Marriage Story was one of the nominated films I was more excited to watch, mostly because I had heard the screenplay was truly fantastic stuff, and as an aspiring writer myself, that is something I am always keen to see.
However if I’m being totally honest, as I started watching this movie, I was a little worried that I had let it be overhyped and was about to be inevitably disappointed. 
But I needn’t have worried, because Writer and Director Noah Baumbach along with Scarlett Johanson and Adam Driver brought this movie home. By the end I was extremely impressed.
Let’s start with that screenplay that has been so raved about. The accolades are more than merited in this case. Baumbach has a superb talent for capturing the essence of normalcy. These feel like real conversations that ebb and flow the way normal people talk. The dialogue here is just so smooth and natural, people jump from topic to topic in that disjointed but interconnected way they often do. Things escalate and people argue and disagree the way you expect them to. People are quirky and weird and uncertain just the way they often are. It is just so brilliant the way these dialogues are written. I found myself replaying certain scenes just to catch every single word, because they all mean something. This movie often felt more like theatre than film, both because it is so dialogue heavy but also because of how raw it was. These characters weren’t characters, they were people. And I loved watching that.
The subject matter here: a divorce proceeding, is a brilliant choice here on the part of the filmmaker. Because it is in these times of frustration and stress that you see people’s true personalities emerge. It was so fascinating watching these two people wrestle with what is ultimately a truly difficult procedure. Baumbach portrays this story in a manner that doesn’t have “winners”, but is just really tough to go through and can bring out the worst in people at times. Throughout this film, it struck me just how awful divorces are. (I wasn’t kidding in the intro...)
Baumbach also cleverly includes a number of bait and switches in his script. There were several moments where I found myself shocked at a revelation, because the film had led me to believe one thing when the actuality was something else entirely. It was really well executed and kept me on my toes.
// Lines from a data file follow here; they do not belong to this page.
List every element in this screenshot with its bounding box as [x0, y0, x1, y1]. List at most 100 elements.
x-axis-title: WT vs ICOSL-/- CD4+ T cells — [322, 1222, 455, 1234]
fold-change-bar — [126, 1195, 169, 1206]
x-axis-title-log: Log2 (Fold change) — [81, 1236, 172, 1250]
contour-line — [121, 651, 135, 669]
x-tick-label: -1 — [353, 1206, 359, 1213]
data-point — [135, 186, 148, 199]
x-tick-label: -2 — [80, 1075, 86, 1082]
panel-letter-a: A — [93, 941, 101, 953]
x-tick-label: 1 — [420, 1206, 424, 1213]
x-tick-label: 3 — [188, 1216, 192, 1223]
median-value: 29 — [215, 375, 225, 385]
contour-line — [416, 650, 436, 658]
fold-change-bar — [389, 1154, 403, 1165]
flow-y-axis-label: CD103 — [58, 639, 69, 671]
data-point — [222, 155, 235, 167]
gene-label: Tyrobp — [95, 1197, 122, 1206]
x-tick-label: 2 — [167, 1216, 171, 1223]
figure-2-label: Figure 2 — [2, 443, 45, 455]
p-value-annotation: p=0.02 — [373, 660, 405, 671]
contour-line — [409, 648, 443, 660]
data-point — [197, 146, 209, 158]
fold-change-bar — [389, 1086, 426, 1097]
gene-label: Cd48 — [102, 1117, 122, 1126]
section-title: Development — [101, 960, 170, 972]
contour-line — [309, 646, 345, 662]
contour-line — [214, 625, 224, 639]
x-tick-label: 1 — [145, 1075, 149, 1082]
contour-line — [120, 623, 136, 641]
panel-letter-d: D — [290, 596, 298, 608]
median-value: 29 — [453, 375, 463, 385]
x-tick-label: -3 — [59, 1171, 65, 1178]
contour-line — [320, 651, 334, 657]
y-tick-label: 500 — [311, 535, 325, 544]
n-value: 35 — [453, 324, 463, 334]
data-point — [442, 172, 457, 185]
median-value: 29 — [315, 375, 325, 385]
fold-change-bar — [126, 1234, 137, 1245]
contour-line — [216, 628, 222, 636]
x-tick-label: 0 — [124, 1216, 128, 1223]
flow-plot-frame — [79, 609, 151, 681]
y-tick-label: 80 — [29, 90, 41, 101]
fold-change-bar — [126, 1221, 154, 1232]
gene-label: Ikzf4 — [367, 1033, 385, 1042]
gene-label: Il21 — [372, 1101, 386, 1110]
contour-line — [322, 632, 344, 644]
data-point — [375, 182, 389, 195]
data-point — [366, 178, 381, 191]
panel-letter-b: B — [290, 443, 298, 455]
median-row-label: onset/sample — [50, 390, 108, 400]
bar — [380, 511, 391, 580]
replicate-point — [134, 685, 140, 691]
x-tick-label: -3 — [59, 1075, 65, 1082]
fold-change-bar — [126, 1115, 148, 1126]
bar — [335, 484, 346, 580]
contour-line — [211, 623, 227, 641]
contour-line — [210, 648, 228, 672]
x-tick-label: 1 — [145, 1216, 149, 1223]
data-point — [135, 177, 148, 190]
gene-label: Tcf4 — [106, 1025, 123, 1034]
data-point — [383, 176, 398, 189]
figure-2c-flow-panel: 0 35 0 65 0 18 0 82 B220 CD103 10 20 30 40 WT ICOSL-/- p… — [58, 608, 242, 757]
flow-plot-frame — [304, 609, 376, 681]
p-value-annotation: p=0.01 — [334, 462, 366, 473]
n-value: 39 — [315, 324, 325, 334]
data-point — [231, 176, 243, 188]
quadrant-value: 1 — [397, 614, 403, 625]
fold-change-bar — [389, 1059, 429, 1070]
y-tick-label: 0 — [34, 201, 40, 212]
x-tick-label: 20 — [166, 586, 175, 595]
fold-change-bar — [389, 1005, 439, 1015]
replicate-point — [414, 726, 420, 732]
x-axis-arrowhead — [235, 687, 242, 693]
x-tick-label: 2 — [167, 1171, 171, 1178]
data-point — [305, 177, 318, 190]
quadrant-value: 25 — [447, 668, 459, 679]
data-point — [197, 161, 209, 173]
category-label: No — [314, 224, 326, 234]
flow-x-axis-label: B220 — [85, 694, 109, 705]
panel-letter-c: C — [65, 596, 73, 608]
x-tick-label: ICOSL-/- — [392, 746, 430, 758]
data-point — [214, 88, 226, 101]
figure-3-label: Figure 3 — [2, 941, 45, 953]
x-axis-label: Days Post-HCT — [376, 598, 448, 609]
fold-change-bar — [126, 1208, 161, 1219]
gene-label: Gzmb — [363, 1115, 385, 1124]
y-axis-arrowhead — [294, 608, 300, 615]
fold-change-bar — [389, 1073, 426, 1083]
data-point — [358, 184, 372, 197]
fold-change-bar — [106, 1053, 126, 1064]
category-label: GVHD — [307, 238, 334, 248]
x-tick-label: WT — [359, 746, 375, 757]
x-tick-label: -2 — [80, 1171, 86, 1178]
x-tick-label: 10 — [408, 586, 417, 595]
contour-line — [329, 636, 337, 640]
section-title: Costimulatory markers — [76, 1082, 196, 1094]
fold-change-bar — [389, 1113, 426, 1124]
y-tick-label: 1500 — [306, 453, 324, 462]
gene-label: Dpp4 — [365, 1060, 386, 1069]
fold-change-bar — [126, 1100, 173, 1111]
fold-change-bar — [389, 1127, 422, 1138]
Of course, none of this splendid writing would mean much without the absolutely powerhouse performances of the two leads. It’s roles like this I imagine actors absolutely love. These are some meaty roles, with long monologues, snappy back and forth and even singing involved. And both Adam Driver and Scarlett Johansson more than deliver. They keep the performances from being too flashy or forced. The acting lines up with the style of the dialogue in that it is really pulled back and natural. Consequently the emotions that inevitably arise during the story feel earned and real. It is so exciting to watch two extremely capable actors take on such dynamic roles and pull them off so well. These two are more than deserving of their acting nominations.
While Marriage Story depicts the tragedy of divorce to a tee, it also states that life without marriage, without a companion is lonely and meaningless. Baumbach decides that while being married can be difficult and yes can result in a messy divorce, it is ultimately worth it for the joy and feeling of being alive that you only get from being with another person.
This film is so interesting and the more I think about it, the more I like it. I am so glad it did not disappoint and so happy it got so many nominations. I would love to see it win in some categories too!
I ultimately go to a movie looking for something that tells me more about people; how do we act, how do we fight, how do we love, how do we live. This film exposes the human condition so brilliantly in a frighteningly real way that I think anyone can relate to. 
So while I’m still not convinced if marriages are worth it, this movie definitely is.